3. A distinction in talents

Some Christians are 'strong' while others are 'weak brethren'. In the parable of the Lord the master goes on a long journey and he gives to one servant five talents and tells him to be occupied in using these talents until his return. Another is given three and another one. They did not choose the number. That choice and bestowal was divine, but all three men had to put them to use. They would be judged if they hid them away and did nothing with them. Some Christians have been called to be preachers and pastors. That is their distinctive gift of the Holy Spirit, but there are five-talent gifts of preaching, and three-talent gifts, and one-talent gifts. In other words, Martin Luther had a great gift of teaching, and so did John Bunyan, and so did Cornelius Van Til: five-talent people. The grandeur of those men was that they were on full stretch in their use of those talents throughout their lives. There was no let-up.
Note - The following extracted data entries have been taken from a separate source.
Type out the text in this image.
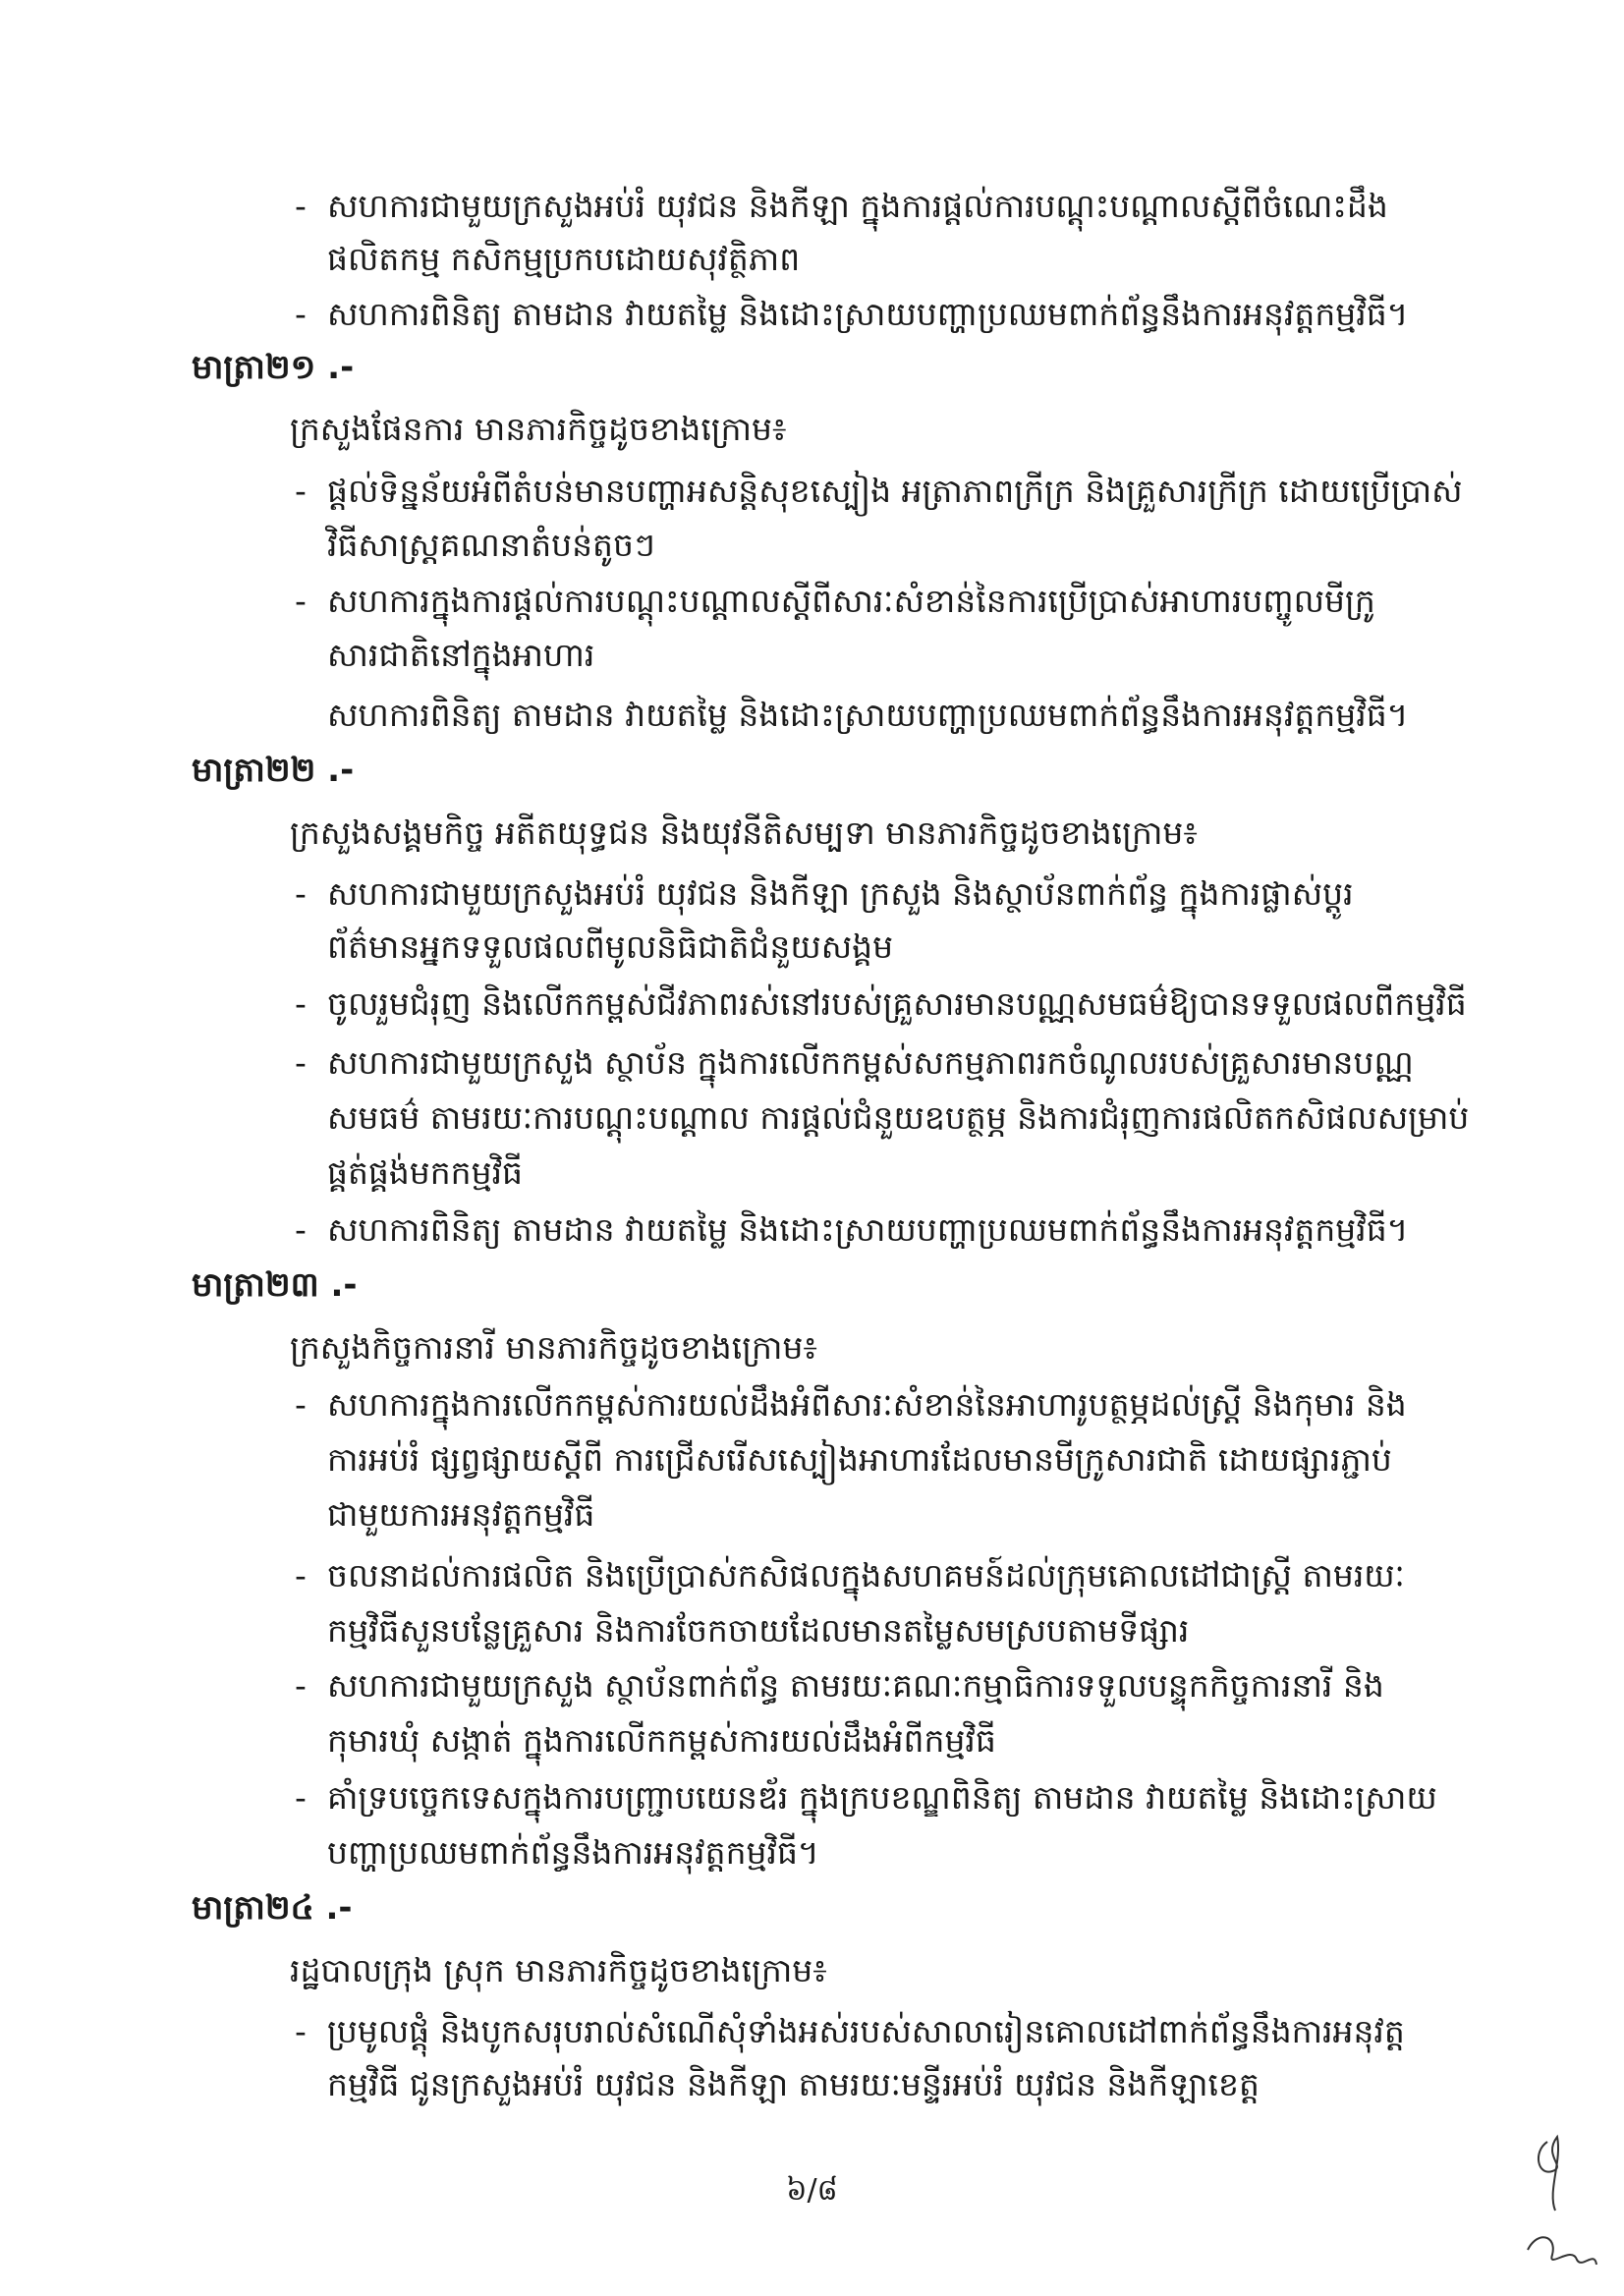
-
-
-
-
-
-
-
-
-
-
-
-
-
សហការជាមួយក្រសួងអប់រំ យុវជន និងកីឡា ក្នុងការផ្ដល់ការបណ្ដុះបណ្ដាលស្ដីពីចំណេះដឹង
ផលិតកម្ម កសិកម្មប្រកបដោយសុវត្ថិភាព
សហការពិនិត្យ តាមដាន វាយតម្លៃ និងដោះស្រាយបញ្ហាប្រឈមពាក់ព័ន្ធនឹងការអនុវត្តកម្មវិធី។
មាត្រា២១ .-
ក្រសួងផែនការ មានភារកិច្ចដូចខាងក្រោម៖
ផ្ដល់ទិន្នន័យអំពីតំបន់មានបញ្ហាអសន្តិសុខស្បៀង អត្រាភាពក្រីក្រ និងគ្រួសារក្រីក្រ ដោយប្រើប្រាស់
វិធីសាស្ត្រគណនាតំបន់តូចៗ
សហការក្នុងការផ្ដល់ការបណ្ដុះបណ្ដាលស្ដីពីសារៈសំខាន់នៃការប្រើប្រាស់អាហារបញ្ចូលមីក្រូ
សារជាតិនៅក្នុងអាហារ
សហការពិនិត្យ តាមដាន វាយតម្លៃ និងដោះស្រាយបញ្ហាប្រឈមពាក់ព័ន្ធនឹងការអនុវត្តកម្មវិធី។
មាត្រា២២ .-
ក្រសួងសង្គមកិច្ច អតីតយុទ្ធជន និងយុវនីតិសម្បទា មានភារកិច្ចដូចខាងក្រោម៖
សហការជាមួយក្រសួងអប់រំ យុវជន និងកីឡា ក្រសួង និងស្ថាប័នពាក់ព័ន្ធ ក្នុងការផ្លាស់ប្ដូរ
ព័ត៌មានអ្នកទទួលផលពីមូលនិធិជាតិជំនួយសង្គម
ចូលរួមជំរុញ និងលើកកម្ពស់ជីវភាពរស់នៅរបស់គ្រួសារមានបណ្ណសមធម៌ឱ្យបានទទួលផលពីកម្មវិធី
សហការជាមួយក្រសួង ស្ថាប័ន ក្នុងការលើកកម្ពស់សកម្មភាពរកចំណូលរបស់គ្រួសារមានបណ្ណ
សមធម៌ តាមរយៈការបណ្ដុះបណ្ដាល ការផ្ដល់ជំនួយឧបត្ថម្ភ និងការជំរុញការផលិតកសិផលសម្រាប់
ផ្គត់ផ្គង់មកកម្មវិធី
សហការពិនិត្យ តាមដាន វាយតម្លៃ និងដោះស្រាយបញ្ហាប្រឈមពាក់ព័ន្ធនឹងការអនុវត្តកម្មវិធី។
មាត្រា២៣ .-
ក្រសួងកិច្ចការនារី មានភារកិច្ចដូចខាងក្រោម៖
សហការក្នុងការលើកកម្ពស់ការយល់ដឹងអំពីសារៈសំខាន់នៃអាហារូបត្ថម្ភដល់ស្ត្រី និងកុមារ និង
ការអប់រំ ផ្សព្វផ្សាយស្ដីពី ការជ្រើសរើសស្បៀងអាហារដែលមានមីក្រូសារជាតិ ដោយផ្សារភ្ជាប់
ជាមួយការអនុវត្តកម្មវិធី
ចលនាដល់ការផលិត និងប្រើប្រាស់កសិផលក្នុងសហគមន៍ដល់ក្រុមគោលដៅជាស្ត្រី តាមរយៈ
កម្មវិធីសួនបន្លែគ្រួសារ និងការចែកចាយដែលមានតម្លៃសមស្របតាមទីផ្សារ
សហការជាមួយក្រសួង ស្ថាប័នពាក់ព័ន្ធ តាមរយៈគណៈកម្មាធិការទទួលបន្ទុកកិច្ចការនារី និង
កុមារឃុំ សង្កាត់ ក្នុងការលើកកម្ពស់ការយល់ដឹងអំពីកម្មវិធី
គាំទ្របច្ចេកទេសក្នុងការបញ្ជ្រាបយេនឌ័រ ក្នុងក្របខណ្ឌពិនិត្យ តាមដាន វាយតម្លៃ និងដោះស្រាយ
បញ្ហាប្រឈមពាក់ព័ន្ធនឹងការអនុវត្តកម្មវិធី។
មាត្រា២៤ .-
រដ្ឋបាលក្រុង ស្រុក មានភារកិច្ចដូចខាងក្រោម៖
ប្រមូលផ្ដុំ និងបូកសរុបរាល់សំណើសុំទាំងអស់របស់សាលារៀនគោលដៅពាក់ព័ន្ធនឹងការអនុវត្ត
កម្មវិធី ជូនក្រសួងអប់រំ យុវជន និងកីឡា តាមរយៈមន្ទីរអប់រំ យុវជន និងកីឡាខេត្ត
៦/៨
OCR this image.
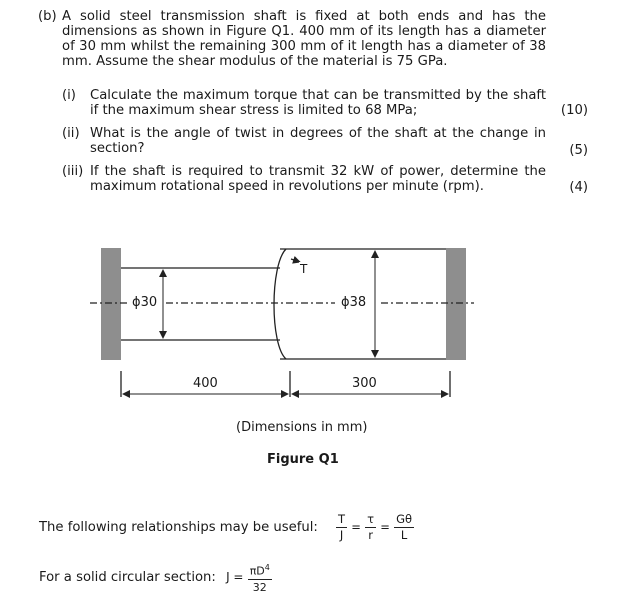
(b) A solid steel transmission shaft is fixed at both ends and has the
dimensions as shown in Figure Q1. 400 mm of its length has a diameter
of 30 mm whilst the remaining 300 mm of it length has a diameter of 38
mm. Assume the shear modulus of the material is 75 GPa.
(i) Calculate the maximum torque that can be transmitted by the shaft
if the maximum shear stress is limited to 68 MPa;	(10)
(ii) What is the angle of twist in degrees of the shaft at the change in
section?	(5)
(iii) If the shaft is required to transmit 32 kW of power, determine the
maximum rotational speed in revolutions per minute (rpm).	(4)
T
ϕ30	ϕ38
400	300
(Dimensions in mm)
Figure Q1
The following relationships may be useful: $\frac{T}{J} = \frac{\tau}{r} = \frac{G\theta}{L}$
For a solid circular section: $J = \frac{\pi D^4}{32}$
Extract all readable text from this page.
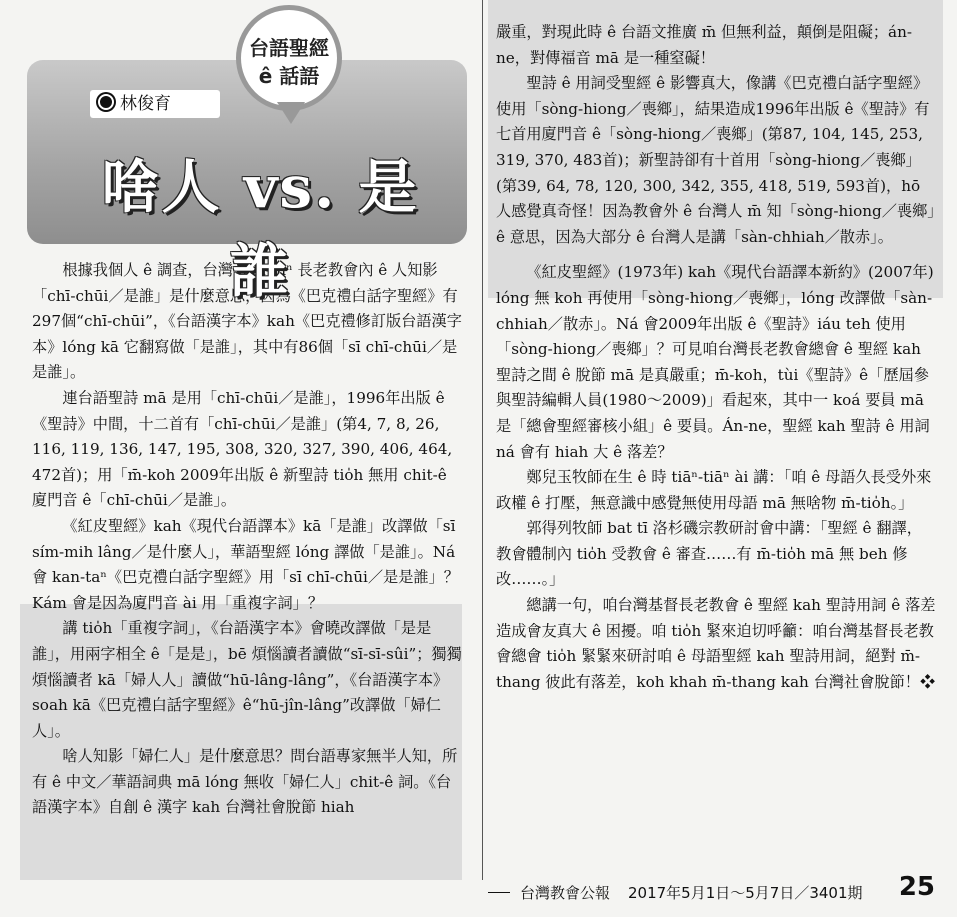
台語聖經
ê 話語
林俊育
啥人 vs. 是誰

根據我個人 ê 調查，台灣 kan-taⁿ 長老教會內 ê 人知影「chī-chūi／是誰」是什麼意思，因為《巴克禮白話字聖經》有297個“chī-chūi”，《台語漢字本》kah《巴克禮修訂版台語漢字本》lóng kā 它翻寫做「是誰」，其中有86個「sī chī-chūi／是是誰」。

連台語聖詩 mā 是用「chī-chūi／是誰」，1996年出版 ê《聖詩》中間，十二首有「chī-chūi／是誰」(第4, 7, 8, 26, 116, 119, 136, 147, 195, 308, 320, 327, 390, 406, 464, 472首)；用「m̄-koh 2009年出版 ê 新聖詩 tio̍h 無用 chit-ê 廈門音 ê「chī-chūi／是誰」。

《紅皮聖經》kah《現代台語譯本》kā「是誰」改譯做「sī sím-mih lâng／是什麼人」，華語聖經 lóng 譯做「是誰」。Ná 會 kan-taⁿ《巴克禮白話字聖經》用「sī chī-chūi／是是誰」？Kám 會是因為廈門音 ài 用「重複字詞」？

講 tio̍h「重複字詞」，《台語漢字本》會曉改譯做「是是誰」，用兩字相全 ê「是是」，bē 煩惱讀者讀做“sī-sī-sûi”；獨獨煩惱讀者 kā「婦人人」讀做“hū-lâng-lâng”，《台語漢字本》soah kā《巴克禮白話字聖經》ê“hū-jîn-lâng”改譯做「婦仁人」。

啥人知影「婦仁人」是什麼意思？問台語專家無半人知，所有 ê 中文／華語詞典 mā lóng 無收「婦仁人」chit-ê 詞。《台語漢字本》自創 ê 漢字 kah 台灣社會脫節 hiah

嚴重，對現此時 ê 台語文推廣 m̄ 但無利益，顛倒是阻礙；án-ne，對傳福音 mā 是一種窒礙！

聖詩 ê 用詞受聖經 ê 影響真大，像講《巴克禮白話字聖經》使用「sòng-hiong／喪鄉」，結果造成1996年出版 ê《聖詩》有七首用廈門音 ê「sòng-hiong／喪鄉」(第87, 104, 145, 253, 319, 370, 483首)；新聖詩卻有十首用「sòng-hiong／喪鄉」(第39, 64, 78, 120, 300, 342, 355, 418, 519, 593首)，hō 人感覺真奇怪！因為教會外 ê 台灣人 m̄ 知「sòng-hiong／喪鄉」ê 意思，因為大部分 ê 台灣人是講「sàn-chhiah／散赤」。

《紅皮聖經》(1973年) kah《現代台語譯本新約》(2007年) lóng 無 koh 再使用「sòng-hiong／喪鄉」，lóng 改譯做「sàn-chhiah／散赤」。Ná 會2009年出版 ê《聖詩》iáu teh 使用「sòng-hiong／喪鄉」？可見咱台灣長老教會總會 ê 聖經 kah 聖詩之間 ê 脫節 mā 是真嚴重；m̄-koh，tùi《聖詩》ê「歷屆參與聖詩編輯人員(1980～2009)」看起來，其中一 koá 要員 mā 是「總會聖經審核小組」ê 要員。Án-ne，聖經 kah 聖詩 ê 用詞 ná 會有 hiah 大 ê 落差？

鄭兒玉牧師在生 ê 時 tiāⁿ-tiāⁿ ài 講：「咱 ê 母語久長受外來政權 ê 打壓，無意識中感覺無使用母語 mā 無啥物 m̄-tio̍h。」

郭得列牧師 bat tī 洛杉磯宗教研討會中講：「聖經 ê 翻譯，教會體制內 tio̍h 受教會 ê 審查……有 m̄-tio̍h mā 無 beh 修改……。」

總講一句，咱台灣基督長老教會 ê 聖經 kah 聖詩用詞 ê 落差造成會友真大 ê 困擾。咱 tio̍h 緊來迫切呼籲：咱台灣基督長老教會總會 tio̍h 緊緊來研討咱 ê 母語聖經 kah 聖詩用詞，絕對 m̄-thang 彼此有落差，koh khah m̄-thang kah 台灣社會脫節！❖

台灣教會公報 2017年5月1日～5月7日／3401期 25
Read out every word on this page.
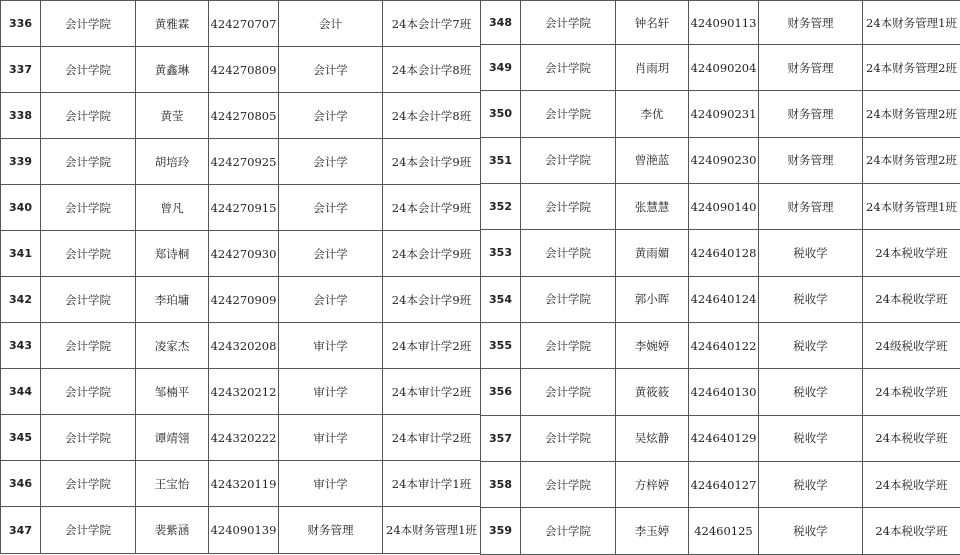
336	会计学院	黄雅霖	424270707	会计	24本会计学7班
337	会计学院	黄鑫琳	424270809	会计学	24本会计学8班
338	会计学院	黄莹	424270805	会计学	24本会计学8班
339	会计学院	胡培玲	424270925	会计学	24本会计学9班
340	会计学院	曾凡	424270915	会计学	24本会计学9班
341	会计学院	郑诗桐	424270930	会计学	24本会计学9班
342	会计学院	李珀墉	424270909	会计学	24本会计学9班
343	会计学院	凌家杰	424320208	审计学	24本审计学2班
344	会计学院	邹楠平	424320212	审计学	24本审计学2班
345	会计学院	谭靖翎	424320222	审计学	24本审计学2班
346	会计学院	王宝怡	424320119	审计学	24本审计学1班
347	会计学院	裴紫涵	424090139	财务管理	24本财务管理1班
348	会计学院	钟名轩	424090113	财务管理	24本财务管理1班
349	会计学院	肖雨玥	424090204	财务管理	24本财务管理2班
350	会计学院	李优	424090231	财务管理	24本财务管理2班
351	会计学院	曾滟蓝	424090230	财务管理	24本财务管理2班
352	会计学院	张慧慧	424090140	财务管理	24本财务管理1班
353	会计学院	黄雨媚	424640128	税收学	24本税收学班
354	会计学院	郭小晖	424640124	税收学	24本税收学班
355	会计学院	李婉婷	424640122	税收学	24级税收学班
356	会计学院	黄筱筱	424640130	税收学	24本税收学班
357	会计学院	吴炫静	424640129	税收学	24本税收学班
358	会计学院	方梓婷	424640127	税收学	24本税收学班
359	会计学院	李玉婷	42460125	税收学	24本税收学班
In that way they are our examples and we should seek to copy them, but we should not fret that we will never accomplish what they achieved. Most of us preachers are one-talent men and it will be enough for us to answer to God in the great day how we employed that one. Were we steadfast and immovable and always abounding in the work of the Lord with the talent God gave us? No special empowering of the Spirit will change one talent into five talents. A baptism of the Spirit will not turn a John Bunyan into a John Owen. We need John Bunyan and we need John Owen just as they are. We ourselves will never do a metamorphosis into a Jonathan Edwards, but we need the Holy Spirit to enable us to work with our one talent just as he helped the five-talent William Tyndale to labour. When I get to heaven the Lord will not ask me, ‘Geoff, why weren't you Tyndale?’ But he will ask me, ‘Geoff, why weren't you the Geoff I gifted and blessed?’ The pulpits all over the world are filled with humble men of one or two talents who by the ministry of the Spirit have given their gifts to the Lord and have been greatly used by him. If there is one evident pattern for 21st century church life it is that. There are no hyper-preachers in our day but thousands of faithful servants working by the Spirit's enabling to advance God's kingdom.  However, let no Christian feebly excuse his own laziness and cowardice and prayerlessness with the words, ‘But my name is not George Whitefield.’ That is true, but you can go to the same God as Whitefield and ask for the same strengthening of your heart and soul in the Lord's service. Let us dedicate the talent we have to God and seek the strength of the Spirit to employ it until the Saviour comes. Robert Murray M'Cheyne used to write 'Master, help!' on his sermon manuscripts. Whatever our talents we need Holy Spirit aid for them to be used as they should be.